Plan on one and one-fourth pounds of turkey per person, which will leave you a bit for leftovers the next day. If you're feeding just a couple of people, consider getting just a turkey breast or about one-half pound per person. Remember, though, if you go the breast route, you won't have that great carcass the next day to make gumbo!
To Stuff or Not to Stuff (that is the question)
Now a lot of you may be stuffed turkey fans, but to tell the truth, I'm not for a couple of reasons. First, it's hard to achieve perfect doneness on the bird without drying out the stuffing at the same time. I like to control the temperature of both the turkey and the stuffing without overcooking anything by cooking the stuffing in a separate dish.
Second, it can be pretty messy trying to get the stuffing out, particularly if you wait to do it when carving the bird at the table. And last, harmful bacteria are more likely to grow if the turkey doesn't cook through all the way, or if the stuffing sits awhile in the bird after cooking.
If you do stuff, remove all the stuffing as soon as your turkey is completely cooked and comes out of the oven. If you don't serve all the stuffing right away, either put the remaining stuffing in the oven at 200F. to keep it hot until you need it, or refrigerate it in a shallow container, covered tightly.
Dry Rubs and Marinades
Everybody seems to have a favorite way to prepare their turkey for the oven---dry rub, butter rub, marinade, brine, stuffing, cheesecloth soaked in butter---you name it, there are a lot of preparations out there.
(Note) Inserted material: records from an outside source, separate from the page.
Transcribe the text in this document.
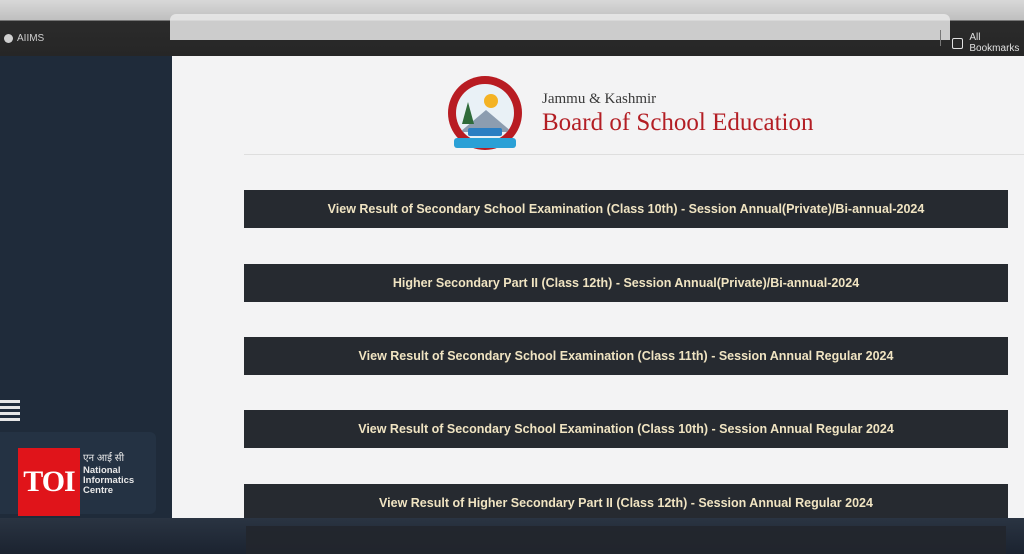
AIIMS	All Bookmarks
TOI
एन आई सी
National
Informatics
Centre
Jammu & Kashmir
Board of School Education
View Result of Secondary School Examination (Class 10th) - Session Annual(Private)/Bi-annual-2024
Higher Secondary Part II (Class 12th) - Session Annual(Private)/Bi-annual-2024
View Result of Secondary School Examination (Class 11th) - Session Annual Regular 2024
View Result of Secondary School Examination (Class 10th) - Session Annual Regular 2024
View Result of Higher Secondary Part II (Class 12th) - Session Annual Regular 2024
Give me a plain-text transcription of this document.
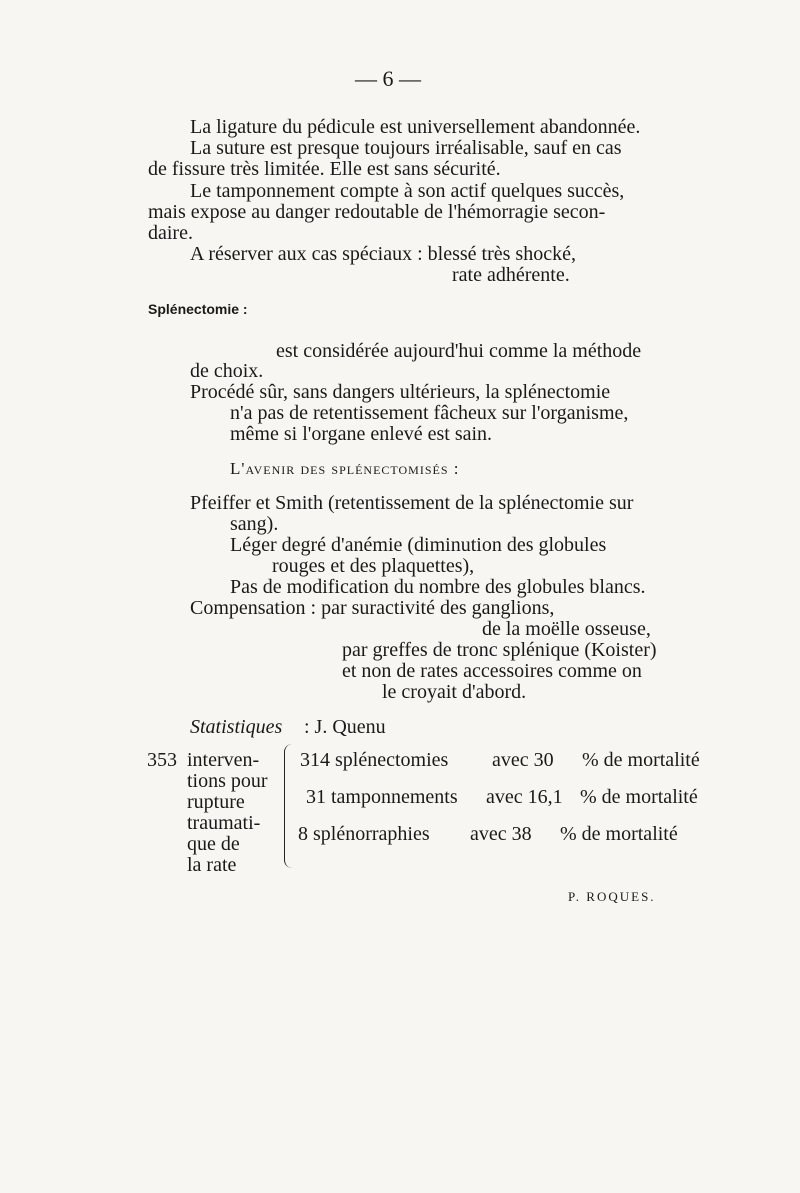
— 6 —
La ligature du pédicule est universellement abandonnée.
La suture est presque toujours irréalisable, sauf en cas
de fissure très limitée. Elle est sans sécurité.
Le tamponnement compte à son actif quelques succès,
mais expose au danger redoutable de l'hémorragie secon-
daire.
A réserver aux cas spéciaux : blessé très shocké,
rate adhérente.
Splénectomie :
est considérée aujourd'hui comme la méthode
de choix.
Procédé sûr, sans dangers ultérieurs, la splénectomie
n'a pas de retentissement fâcheux sur l'organisme,
même si l'organe enlevé est sain.
L'avenir des splénectomisés :
Pfeiffer et Smith (retentissement de la splénectomie sur
sang).
Léger degré d'anémie (diminution des globules
rouges et des plaquettes),
Pas de modification du nombre des globules blancs.
Compensation : par suractivité des ganglions,
de la moëlle osseuse,
par greffes de tronc splénique (Koister)
et non de rates accessoires comme on
le croyait d'abord.
Statistiques : J. Quenu
353 interven-
tions pour
rupture
traumati-
que de
la rate
314 splénectomies avec 30 % de mortalité
31 tamponnements avec 16,1 % de mortalité
8 splénorraphies avec 38 % de mortalité
P. ROQUES.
Other than the Pepper-Stuffed Turkey and Fried Turkey (recipes in recipe section), I like to marinate my turkey overnight in a brine mixture.
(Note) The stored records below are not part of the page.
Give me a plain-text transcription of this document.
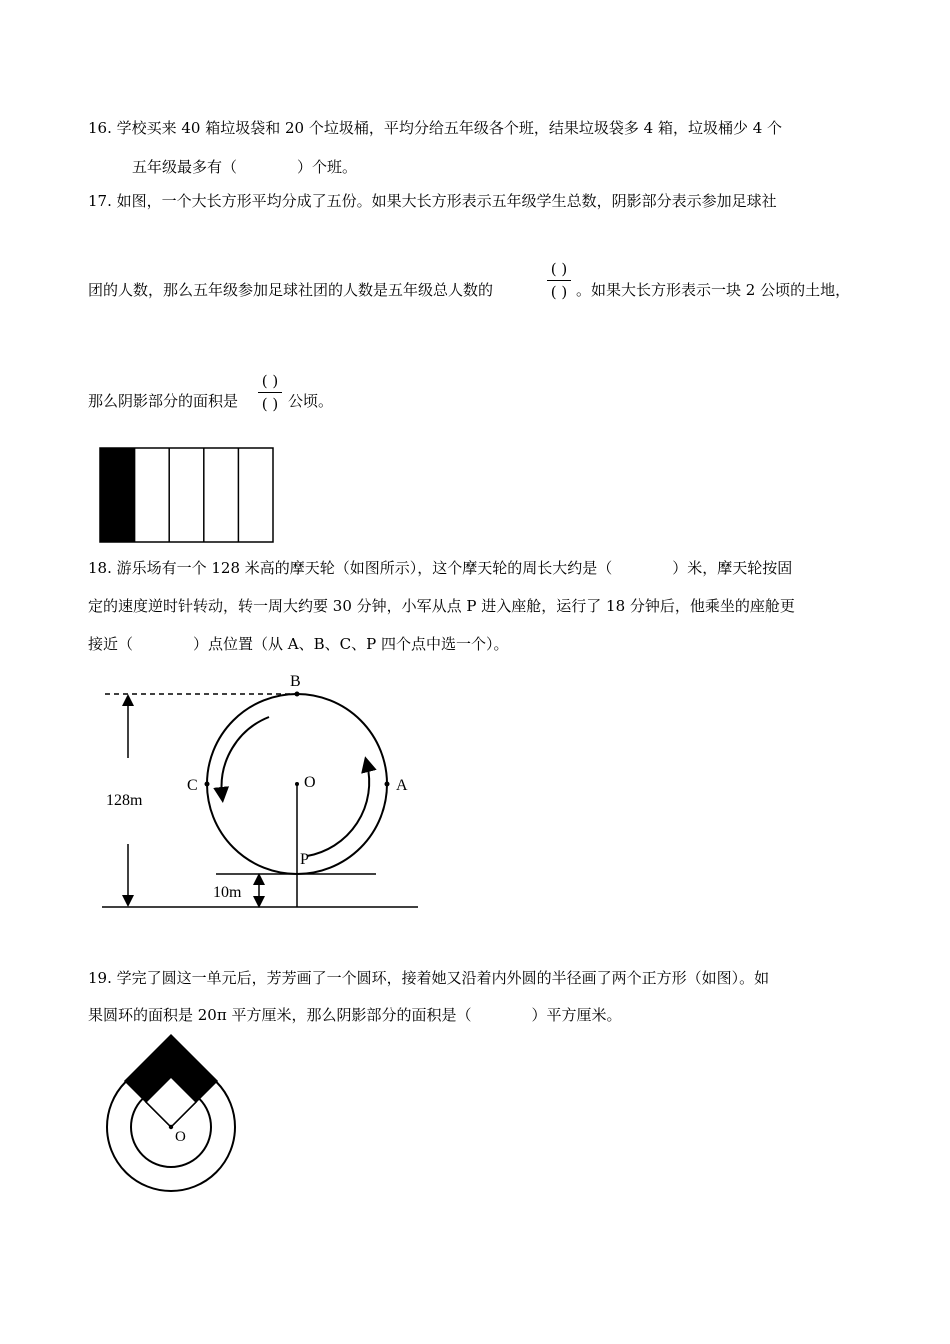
16. 学校买来 40 箱垃圾袋和 20 个垃圾桶，平均分给五年级各个班，结果垃圾袋多 4 箱，垃圾桶少 4 个
五年级最多有（　　　　）个班。
17. 如图，一个大长方形平均分成了五份。如果大长方形表示五年级学生总数，阴影部分表示参加足球社
团的人数，那么五年级参加足球社团的人数是五年级总人数的
( )
( ) 。如果大长方形表示一块 2 公顷的土地，
那么阴影部分的面积是
( )
( ) 公顷。
18. 游乐场有一个 128 米高的摩天轮（如图所示），这个摩天轮的周长大约是（　　　　）米，摩天轮按固
定的速度逆时针转动，转一周大约要 30 分钟，小军从点 P 进入座舱，运行了 18 分钟后，他乘坐的座舱更
接近（　　　　）点位置（从 A、B、C、P 四个点中选一个）。
B
C	O	A
P
128m
10m
19. 学完了圆这一单元后，芳芳画了一个圆环，接着她又沿着内外圆的半径画了两个正方形（如图）。如
果圆环的面积是 20π 平方厘米，那么阴影部分的面积是（　　　　）平方厘米。
O
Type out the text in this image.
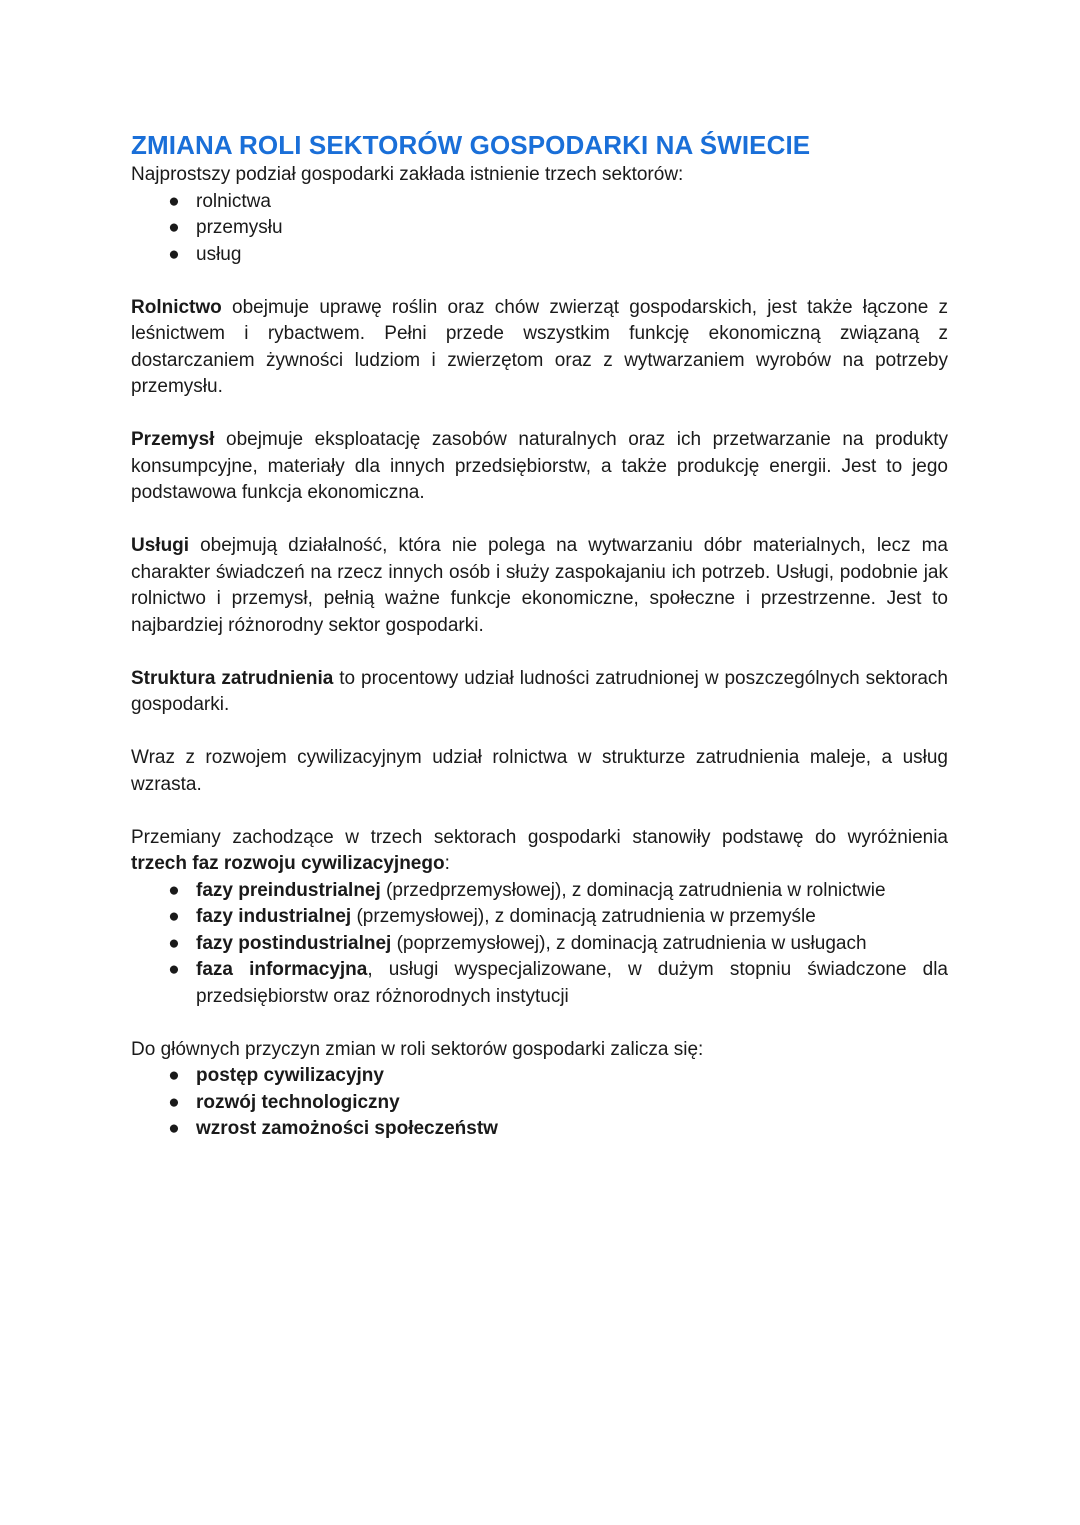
ZMIANA ROLI SEKTORÓW GOSPODARKI NA ŚWIECIE

Najprostszy podział gospodarki zakłada istnienie trzech sektorów:

● rolnictwa
● przemysłu
● usług

Rolnictwo obejmuje uprawę roślin oraz chów zwierząt gospodarskich, jest także łączone z leśnictwem i rybactwem. Pełni przede wszystkim funkcję ekonomiczną związaną z dostarczaniem żywności ludziom i zwierzętom oraz z wytwarzaniem wyrobów na potrzeby przemysłu.

Przemysł obejmuje eksploatację zasobów naturalnych oraz ich przetwarzanie na produkty konsumpcyjne, materiały dla innych przedsiębiorstw, a także produkcję energii. Jest to jego podstawowa funkcja ekonomiczna.

Usługi obejmują działalność, która nie polega na wytwarzaniu dóbr materialnych, lecz ma charakter świadczeń na rzecz innych osób i służy zaspokajaniu ich potrzeb. Usługi, podobnie jak rolnictwo i przemysł, pełnią ważne funkcje ekonomiczne, społeczne i przestrzenne. Jest to najbardziej różnorodny sektor gospodarki.

Struktura zatrudnienia to procentowy udział ludności zatrudnionej w poszczególnych sektorach gospodarki.

Wraz z rozwojem cywilizacyjnym udział rolnictwa w strukturze zatrudnienia maleje, a usług wzrasta.

Przemiany zachodzące w trzech sektorach gospodarki stanowiły podstawę do wyróżnienia trzech faz rozwoju cywilizacyjnego:

● fazy preindustrialnej (przedprzemysłowej), z dominacją zatrudnienia w rolnictwie
● fazy industrialnej (przemysłowej), z dominacją zatrudnienia w przemyśle
● fazy postindustrialnej (poprzemysłowej), z dominacją zatrudnienia w usługach
● faza informacyjna, usługi wyspecjalizowane, w dużym stopniu świadczone dla przedsiębiorstw oraz różnorodnych instytucji

Do głównych przyczyn zmian w roli sektorów gospodarki zalicza się:

● postęp cywilizacyjny
● rozwój technologiczny
● wzrost zamożności społeczeństw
This method is pretty common in the Northeast, and what you do is soak the turkey in a mixture of salt, sugar, water and seasonings for at least 4 hours and up to 24 hours. What this does is plump up the breast meat with a sort of moisture cushion, which keeps the bird moist during cooking and imparts a great flavor. Also brining speeds up the cooking time by about 30 minutes, since water conducts heat.
How to brine
Remove the neck, giblets and liver, and reserve for the gravy.
Rinse the turkey inside and out under cold running water.
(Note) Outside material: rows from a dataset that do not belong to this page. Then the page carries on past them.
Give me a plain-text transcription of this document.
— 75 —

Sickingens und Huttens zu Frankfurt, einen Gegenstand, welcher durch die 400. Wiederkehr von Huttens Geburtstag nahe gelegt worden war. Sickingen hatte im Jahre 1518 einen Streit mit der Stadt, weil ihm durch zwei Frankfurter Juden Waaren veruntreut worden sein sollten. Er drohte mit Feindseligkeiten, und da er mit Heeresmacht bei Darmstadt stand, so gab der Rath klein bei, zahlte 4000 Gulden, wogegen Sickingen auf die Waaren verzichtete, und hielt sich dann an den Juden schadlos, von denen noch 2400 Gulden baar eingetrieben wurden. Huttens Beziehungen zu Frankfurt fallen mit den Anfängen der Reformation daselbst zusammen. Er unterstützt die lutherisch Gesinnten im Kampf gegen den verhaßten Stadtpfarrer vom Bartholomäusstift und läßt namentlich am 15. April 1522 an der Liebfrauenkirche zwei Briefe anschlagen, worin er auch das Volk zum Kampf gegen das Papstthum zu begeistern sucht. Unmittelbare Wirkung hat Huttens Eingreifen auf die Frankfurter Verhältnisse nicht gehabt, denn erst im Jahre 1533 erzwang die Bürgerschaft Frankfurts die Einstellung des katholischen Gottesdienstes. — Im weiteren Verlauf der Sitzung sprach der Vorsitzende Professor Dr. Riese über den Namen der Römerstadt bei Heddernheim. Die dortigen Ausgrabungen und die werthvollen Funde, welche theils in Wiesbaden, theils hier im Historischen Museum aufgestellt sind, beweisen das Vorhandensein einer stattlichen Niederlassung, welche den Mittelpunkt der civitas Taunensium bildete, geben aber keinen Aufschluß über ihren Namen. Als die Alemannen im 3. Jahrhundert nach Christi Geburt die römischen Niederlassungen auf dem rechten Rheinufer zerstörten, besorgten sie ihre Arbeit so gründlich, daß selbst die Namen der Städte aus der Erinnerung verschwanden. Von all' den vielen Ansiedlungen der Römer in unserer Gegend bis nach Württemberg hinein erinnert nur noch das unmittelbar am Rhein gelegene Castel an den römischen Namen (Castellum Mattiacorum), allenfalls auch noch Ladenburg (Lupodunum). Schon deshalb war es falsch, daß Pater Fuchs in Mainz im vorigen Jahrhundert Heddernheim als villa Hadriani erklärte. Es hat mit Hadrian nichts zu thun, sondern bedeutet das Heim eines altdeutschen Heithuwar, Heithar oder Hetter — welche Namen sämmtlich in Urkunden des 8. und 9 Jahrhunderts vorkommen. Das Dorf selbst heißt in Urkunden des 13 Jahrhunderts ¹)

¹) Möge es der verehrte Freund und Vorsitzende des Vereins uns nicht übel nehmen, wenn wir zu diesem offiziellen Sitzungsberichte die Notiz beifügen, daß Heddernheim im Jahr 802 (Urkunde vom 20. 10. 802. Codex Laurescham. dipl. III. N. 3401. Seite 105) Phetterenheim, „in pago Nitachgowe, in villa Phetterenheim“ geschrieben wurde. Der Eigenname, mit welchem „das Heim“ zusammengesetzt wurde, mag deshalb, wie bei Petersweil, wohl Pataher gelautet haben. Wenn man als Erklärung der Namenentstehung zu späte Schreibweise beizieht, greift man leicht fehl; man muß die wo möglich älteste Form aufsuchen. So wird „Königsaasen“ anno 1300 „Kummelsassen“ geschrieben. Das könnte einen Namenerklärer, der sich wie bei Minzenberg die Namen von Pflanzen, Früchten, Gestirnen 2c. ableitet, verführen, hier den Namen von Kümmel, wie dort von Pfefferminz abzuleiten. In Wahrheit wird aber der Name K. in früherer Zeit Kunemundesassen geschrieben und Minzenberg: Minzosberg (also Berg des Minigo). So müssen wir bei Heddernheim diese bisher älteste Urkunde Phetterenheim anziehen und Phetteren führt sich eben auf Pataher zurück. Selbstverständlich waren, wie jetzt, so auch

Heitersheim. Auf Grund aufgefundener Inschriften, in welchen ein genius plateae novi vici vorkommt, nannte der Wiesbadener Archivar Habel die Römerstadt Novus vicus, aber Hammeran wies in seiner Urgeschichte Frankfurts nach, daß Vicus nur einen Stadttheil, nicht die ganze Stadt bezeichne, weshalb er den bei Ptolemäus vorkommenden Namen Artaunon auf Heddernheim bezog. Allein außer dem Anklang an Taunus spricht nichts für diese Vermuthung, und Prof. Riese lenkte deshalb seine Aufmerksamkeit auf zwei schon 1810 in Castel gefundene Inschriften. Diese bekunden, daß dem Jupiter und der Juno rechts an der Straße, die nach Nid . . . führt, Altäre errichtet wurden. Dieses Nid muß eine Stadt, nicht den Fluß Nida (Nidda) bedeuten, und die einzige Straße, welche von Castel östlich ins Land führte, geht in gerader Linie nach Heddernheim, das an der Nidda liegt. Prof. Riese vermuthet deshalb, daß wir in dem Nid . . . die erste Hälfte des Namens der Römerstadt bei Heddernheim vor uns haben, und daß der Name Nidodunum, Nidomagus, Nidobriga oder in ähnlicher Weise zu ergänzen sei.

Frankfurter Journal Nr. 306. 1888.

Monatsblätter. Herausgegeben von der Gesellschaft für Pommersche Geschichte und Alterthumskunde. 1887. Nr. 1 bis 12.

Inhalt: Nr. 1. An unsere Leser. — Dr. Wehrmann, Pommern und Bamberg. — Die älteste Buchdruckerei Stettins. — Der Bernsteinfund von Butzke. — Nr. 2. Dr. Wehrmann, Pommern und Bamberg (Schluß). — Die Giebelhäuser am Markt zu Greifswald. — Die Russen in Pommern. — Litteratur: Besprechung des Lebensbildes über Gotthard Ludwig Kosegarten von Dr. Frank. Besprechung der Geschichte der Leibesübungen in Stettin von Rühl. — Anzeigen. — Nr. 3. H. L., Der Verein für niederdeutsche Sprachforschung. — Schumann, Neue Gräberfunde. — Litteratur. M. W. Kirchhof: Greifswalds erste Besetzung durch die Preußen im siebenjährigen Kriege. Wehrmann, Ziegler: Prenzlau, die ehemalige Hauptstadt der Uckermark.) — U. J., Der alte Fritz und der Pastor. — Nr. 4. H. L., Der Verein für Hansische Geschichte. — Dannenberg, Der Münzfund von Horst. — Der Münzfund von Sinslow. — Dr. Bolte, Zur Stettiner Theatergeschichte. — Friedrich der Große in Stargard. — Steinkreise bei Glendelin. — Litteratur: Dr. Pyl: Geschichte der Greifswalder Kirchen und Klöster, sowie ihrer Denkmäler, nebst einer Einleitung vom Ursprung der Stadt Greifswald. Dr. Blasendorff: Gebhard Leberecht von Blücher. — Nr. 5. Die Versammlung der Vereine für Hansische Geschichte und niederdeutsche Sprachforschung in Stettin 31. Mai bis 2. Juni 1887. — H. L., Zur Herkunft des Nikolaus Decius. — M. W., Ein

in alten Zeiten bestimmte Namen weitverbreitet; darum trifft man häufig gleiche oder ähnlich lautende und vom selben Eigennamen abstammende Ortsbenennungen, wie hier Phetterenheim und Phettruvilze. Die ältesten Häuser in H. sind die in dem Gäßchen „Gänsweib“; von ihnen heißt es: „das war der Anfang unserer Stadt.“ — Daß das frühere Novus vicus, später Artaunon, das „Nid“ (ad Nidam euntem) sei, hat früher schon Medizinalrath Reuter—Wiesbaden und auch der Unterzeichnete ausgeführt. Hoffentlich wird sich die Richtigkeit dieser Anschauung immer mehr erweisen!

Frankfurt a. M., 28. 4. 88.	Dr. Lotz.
Dissolve 1 cup salt and 1 cup brown sugar in 2 gallons of cold water in a non-reactive container, such as a clean bucket or large stock pot. (You can even pour it into a clean, heavy-duty, plastic garbage bag, or a small ice chest that will hold the turkey snugly).
To the brine solution I also like to add 2 quartered oranges, 2 quartered lemons, 6 sprigs of sage, and 4 sprigs of roughly chopped rosemary.
Note: if you have a big turkey and need more brine than this, use one-half cup salt and one-half cup brown sugar for every gallon of water.
Soak the turkey in the brine, covered and refrigerated, for at least 4 hours and up to 24 hours.
Remove the turkey from the brine and rinse well under cold running water.
Pat the turkey dry with paper towels, inside and out.
Transfer the turkey to a roasting pan, loosely tie drumsticks together with kitchen string, and cook as desired.
Tying it all Together
So, what's all this about trussing? Some folks do, I don't. Trussing is done to hold the turkey together so it'll keep its shape, but I think it's just as effective and much easier to simply tie the drumsticks together with heavy kitchen twine. Just tie a tight knot around one drumstick, then pull it close to the other one, and secure it with the twine.
And when the turkey comes out of the oven, just snip right through the twine, pull it away and discard. Easy!